Cherry Tomato and Lemon Bruschetta
Cherry Tomato and Lemon Bruschetta
Ingredients
- 24 cherry tomatoes
- 2 garlic cloves, finely chopped
- 1/4 cup (60 ml) olive oil
- 4 bocconcini, each cut into 6 slices
- 24 slices of baguette, each 1/2-inch (1 cm) thick
- 24 small basil leaves
- 1 lemon
- Fleur de sel and pepper
Instructions
- With the rack in the highest position, preheat the oven’s broiler. Line a baking sheet with foil.
- In an 11 x 8-inch (28 x 20 cm) baking dish, combine the tomatoes, garlic and oil. Season with salt and pepper. Broil for 10 minutes or until the tomatoes burst and their skin begins to blacken slightly.

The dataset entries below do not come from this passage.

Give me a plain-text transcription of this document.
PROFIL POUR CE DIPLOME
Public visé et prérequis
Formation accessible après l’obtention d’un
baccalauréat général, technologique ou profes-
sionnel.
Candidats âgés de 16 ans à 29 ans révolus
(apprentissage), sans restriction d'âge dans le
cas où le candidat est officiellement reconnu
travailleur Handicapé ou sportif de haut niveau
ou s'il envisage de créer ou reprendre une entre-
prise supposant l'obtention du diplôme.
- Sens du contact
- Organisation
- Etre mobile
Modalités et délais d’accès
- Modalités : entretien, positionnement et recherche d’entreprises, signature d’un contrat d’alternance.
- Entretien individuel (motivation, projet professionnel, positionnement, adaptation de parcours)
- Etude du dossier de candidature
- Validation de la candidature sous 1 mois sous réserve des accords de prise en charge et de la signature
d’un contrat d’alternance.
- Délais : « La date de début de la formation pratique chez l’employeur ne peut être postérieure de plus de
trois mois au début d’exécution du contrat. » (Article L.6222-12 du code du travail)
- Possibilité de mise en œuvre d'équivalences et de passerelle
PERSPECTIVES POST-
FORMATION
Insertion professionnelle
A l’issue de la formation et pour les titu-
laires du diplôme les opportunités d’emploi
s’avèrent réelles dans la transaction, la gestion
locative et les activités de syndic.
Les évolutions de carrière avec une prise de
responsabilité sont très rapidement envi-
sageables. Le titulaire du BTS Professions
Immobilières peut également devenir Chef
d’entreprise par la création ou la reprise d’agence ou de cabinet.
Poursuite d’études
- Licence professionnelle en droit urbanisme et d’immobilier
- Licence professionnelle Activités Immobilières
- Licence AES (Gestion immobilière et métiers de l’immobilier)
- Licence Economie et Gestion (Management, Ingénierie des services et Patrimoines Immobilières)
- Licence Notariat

Remove from the oven. Gently press down onto each tomato with a fork.
- Place the baguette slices on the baking sheet. Divide the bocconcini among the bread slices. Broil until the cheese has melted and the bread is starting to brown.
- Top each toasted baguette slice with a tomato and garnish with a basil leaf. Grate the lemon zest directly onto the bruschetta. Sprinkle with fleur de sel and pepper.